A leading figure in the War of Independence who went on to serve as a TD for Dublin until his death in 1935, Batt O’Connor was also central to the 1916 Rising in Kerry. Sent to Kerry by Republican HQ in Dublin in the company of Con Collins in 1916, Batt managed to evade capture on Collin’s apprehension by the RIC. But he was arrested on his way into Dublin and interred in Frongoch where he struck up a lasting friendship with the Big Fella himself, Michael Collins.
Following his release from Frongoch he helped reorganise the Irish Volunteers, going on to play a key role in the War of Independence. He also famously used his building expertise to great effect, fashioning hiding places in premises across Dublin for on-the-run patriots, not least Michael Collins himself. Now, thanks to one modern-day O’Connor we can read about Batt’s life in great detail in a book that was central to Friday’s commemorations –Bertie O’Connor’s Bartholomew O’Connor: An Account of his Life and Fight for Irish Independence. Joining Bertie and his own family were a host of O’Connors and other relatives of the great patriot as the Defence Forces carried out a full colour ceremony following Mass.

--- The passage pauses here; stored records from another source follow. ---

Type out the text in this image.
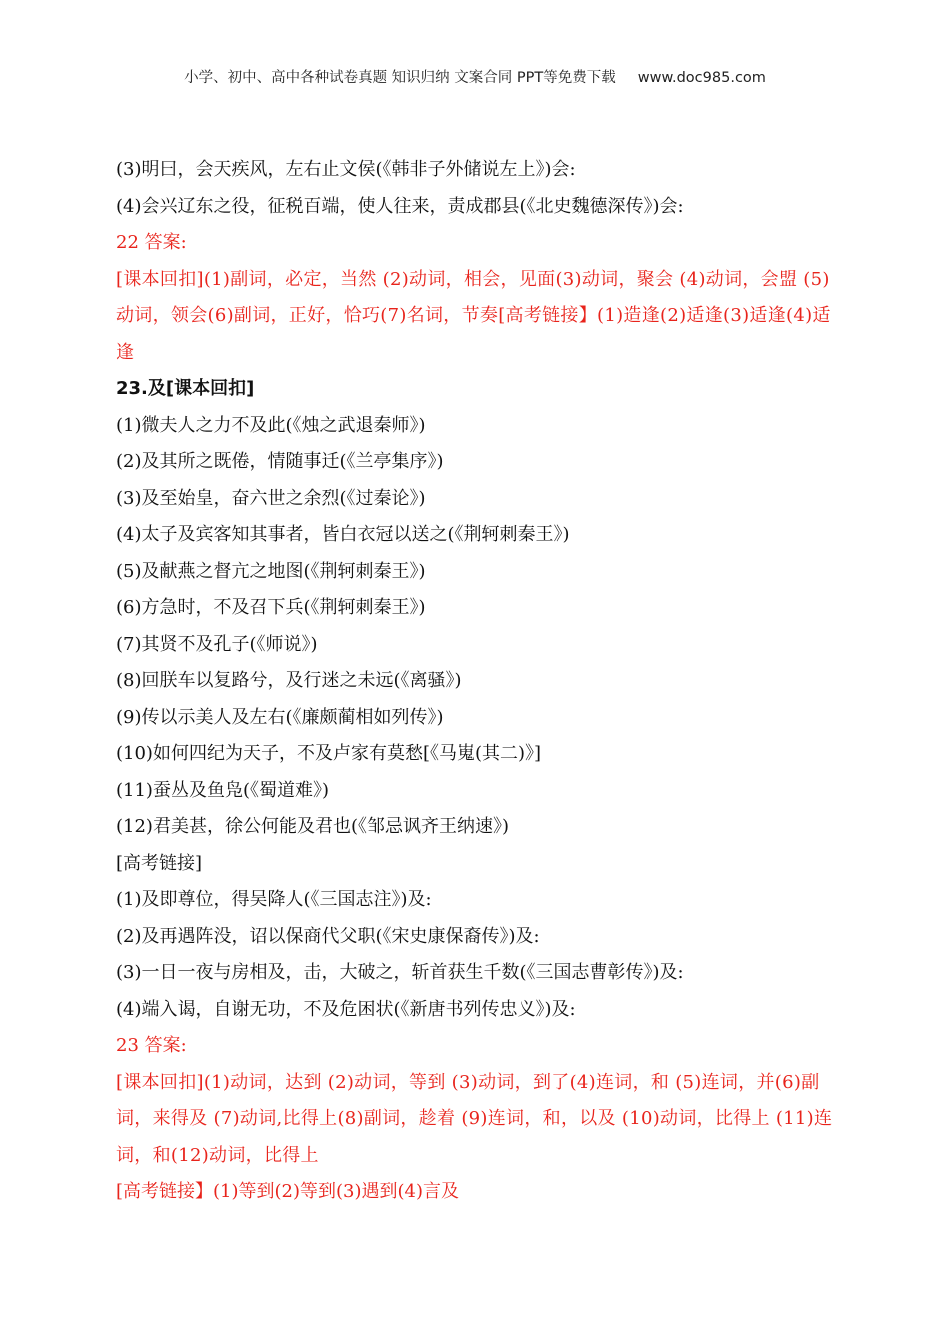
小学、初中、高中各种试卷真题 知识归纳 文案合同 PPT等免费下载 www.doc985.com
(3)明曰，会天疾风，左右止文侯(《韩非子外储说左上》)会:
(4)会兴辽东之役，征税百端，使人往来，责成郡县(《北史魏德深传》)会:
22 答案:
[课本回扣](1)副词，必定，当然 (2)动词，相会，见面(3)动词，聚会 (4)动词，会盟 (5)动词，领会(6)副词，正好，恰巧(7)名词，节奏[高考链接】(1)造逢(2)适逢(3)适逢(4)适逢
23.及[课本回扣]
(1)微夫人之力不及此(《烛之武退秦师》)
(2)及其所之既倦，情随事迁(《兰亭集序》)
(3)及至始皇，奋六世之余烈(《过秦论》)
(4)太子及宾客知其事者，皆白衣冠以送之(《荆轲刺秦王》)
(5)及献燕之督亢之地图(《荆轲刺秦王》)
(6)方急时，不及召下兵(《荆轲刺秦王》)
(7)其贤不及孔子(《师说》)
(8)回朕车以复路兮，及行迷之未远(《离骚》)
(9)传以示美人及左右(《廉颇蔺相如列传》)
(10)如何四纪为天子，不及卢家有莫愁[《马嵬(其二)》]
(11)蚕丛及鱼凫(《蜀道难》)
(12)君美甚，徐公何能及君也(《邹忌讽齐王纳速》)
[高考链接]
(1)及即尊位，得吴降人(《三国志注》)及:
(2)及再遇阵没，诏以保商代父职(《宋史康保裔传》)及:
(3)一日一夜与房相及，击，大破之，斩首获生千数(《三国志曹彰传》)及:
(4)端入谒，自谢无功，不及危困状(《新唐书列传忠义》)及:
23 答案:
[课本回扣](1)动词，达到 (2)动词，等到 (3)动词，到了(4)连词，和 (5)连词，并(6)副词，来得及 (7)动词,比得上(8)副词，趁着 (9)连词，和，以及 (10)动词，比得上 (11)连词，和(12)动词，比得上
[高考链接】(1)等到(2)等到(3)遇到(4)言及
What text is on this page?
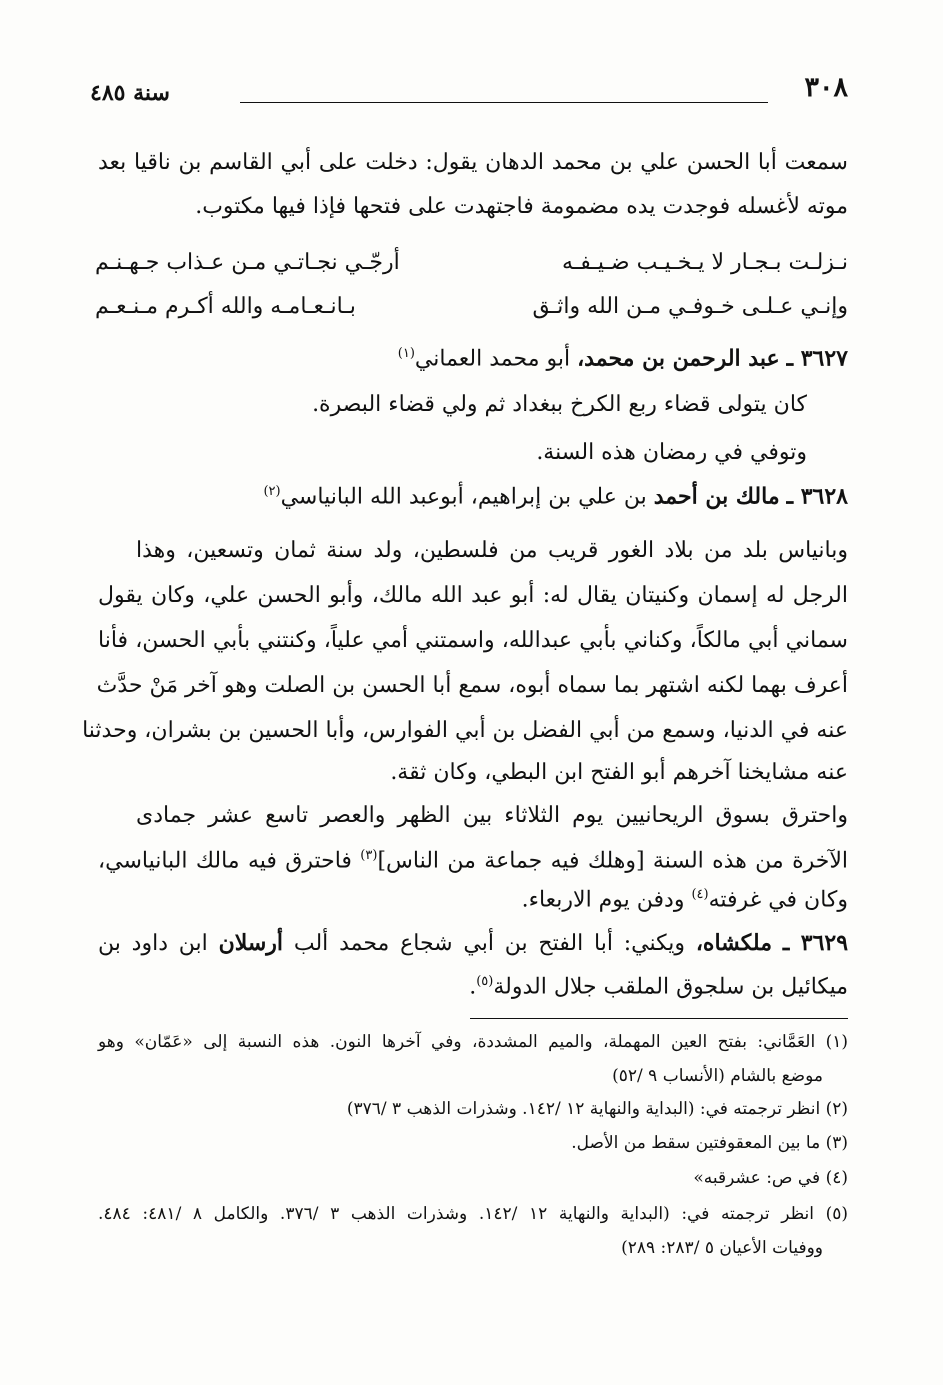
٣٠٨
سنة ٤٨٥
سمعت أبا الحسن علي بن محمد الدهان يقول: دخلت على أبي القاسم بن ناقيا بعد
موته لأغسله فوجدت يده مضمومة فاجتهدت على فتحها فإذا فيها مكتوب.
نـزلـت بـجـار لا يـخـيـب ضـيـفـه
أرجّـي نجـاتـي مـن عـذاب جـهـنـم
وإنـي عـلـى خـوفـي مـن الله واثـق
بـانـعـامـه والله أكـرم مـنـعـم
٣٦٢٧ ـ عبد الرحمن بن محمد، أبو محمد العماني$^{(١)}$
كان يتولى قضاء ربع الكرخ ببغداد ثم ولي قضاء البصرة.
وتوفي في رمضان هذه السنة.
٣٦٢٨ ـ مالك بن أحمد بن علي بن إبراهيم، أبوعبد الله البانياسي$^{(٢)}$
وبانياس بلد من بلاد الغور قريب من فلسطين، ولد سنة ثمان وتسعين، وهذا
الرجل له إسمان وكنيتان يقال له: أبو عبد الله مالك، وأبو الحسن علي، وكان يقول
سماني أبي مالكاً، وكناني بأبي عبدالله، واسمتني أمي علياً، وكنتني بأبي الحسن، فأنا
أعرف بهما لكنه اشتهر بما سماه أبوه، سمع أبا الحسن بن الصلت وهو آخر مَنْ حدَّث
عنه في الدنيا، وسمع من أبي الفضل بن أبي الفوارس، وأبا الحسين بن بشران، وحدثنا
عنه مشايخنا آخرهم أبو الفتح ابن البطي، وكان ثقة.
واحترق بسوق الريحانيين يوم الثلاثاء بين الظهر والعصر تاسع عشر جمادى
الآخرة من هذه السنة [وهلك فيه جماعة من الناس]$^{(٣)}$ فاحترق فيه مالك البانياسي،
وكان في غرفته$^{(٤)}$ ودفن يوم الاربعاء.
٣٦٢٩ ـ ملكشاه، ويكني: أبا الفتح بن أبي شجاع محمد ألب أرسلان ابن داود بن
ميكائيل بن سلجوق الملقب جلال الدولة$^{(٥)}$.
(١) العَمَّاني: بفتح العين المهملة، والميم المشددة، وفي آخرها النون. هذه النسبة إلى «عَمّان» وهو
موضع بالشام (الأنساب ٩ /٥٢)
(٢) انظر ترجمته في: (البداية والنهاية ١٢ /١٤٢. وشذرات الذهب ٣ /٣٧٦)
(٣) ما بين المعقوفتين سقط من الأصل.
(٤) في ص: عشرقبه»
(٥) انظر ترجمته في: (البداية والنهاية ١٢ /١٤٢. وشذرات الذهب ٣ /٣٧٦. والكامل ٨ /٤٨١: ٤٨٤.
ووفيات الأعيان ٥ /٢٨٣: ٢٨٩)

“Batts’ cousins were led into the church by Anthony O’ Carroll, a grandnephew and his wife who had come from Limerick. Ninety-yearold Kathleen Curtin Castleisland followed on proudly holding Batt’s gold watch,” Bertie told The Kerryman. Relatives played a huge role in the Mass, which was followed by the Defence Forces’ stirring Colour Party. Among those recalling Batt O’Connor was Minister of State Eoghan Murphy who told how he had grown up in the same neighbourhood in which Batt O’Connor lived in Donnybrook. Brosna relative Laura O’Sullivan read her cousin’s words on the Proclamation: “the sweet words of freedom that anointed the soul of the Patriot by preserving his Race willing to accept death over slavery.”